22 East 14th Street (between University and 5th)
Here are two other dessert venues that I visited and want to mention:
Balthazar Bakery is a small and busy shop that you can count on for a small and lovely selection of baked goods. Many loyal New Yorkers frequent Balthazar for their morning coffee and snack. Their display cases are filled with croissants, Danishes, scones, cookies, breads, tarts and miscellaneous small snacks. I had a wonderful pear tart, which had pears poached in red wine arranged on light puff pastry. It was one of the finest pear tarts that I have had in a while. Balthazar has delicious and reliable baked goods.
80 Spring Street
212 965 1785
It would be wrong to write about desserts in New York without mentioning Francois Payard . If you have never visited Payard’s Patisserie and Bistro, I suggest you go. Payard is undoubtedly one of New York’s most well known pastry chefs.

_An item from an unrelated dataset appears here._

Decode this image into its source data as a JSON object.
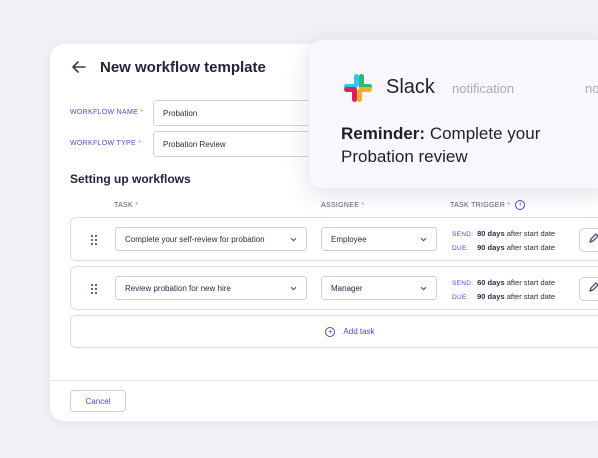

His pastries and desserts are beautiful, elegant and delicious. Upon entering Payard’s, you will see marvelous display cases lined with tarts, cakes, mousse cakes, petit fours, cookies and chocolates. If you have a sweet tooth, are a pastry chef or just love beautiful desserts, I recommend dropping by and picking up some lovely pastries to go.
1032 Lexington Avenue (between 73rd and 74th Streets)
212 717 5252
Since I will not have a chance to head back to New York this year, I have decided to end my series of posts on sweets in New York. I have had a wonderful time discovering, eating, drinking and sharing my experiences. Thank you to all the sweet friends who accompanied me on these excursions, as well as to all the amazing people on-line who recommended places to try. Also, a big thanks to everyone who has continued to read and support my blog. Cheers, Sam!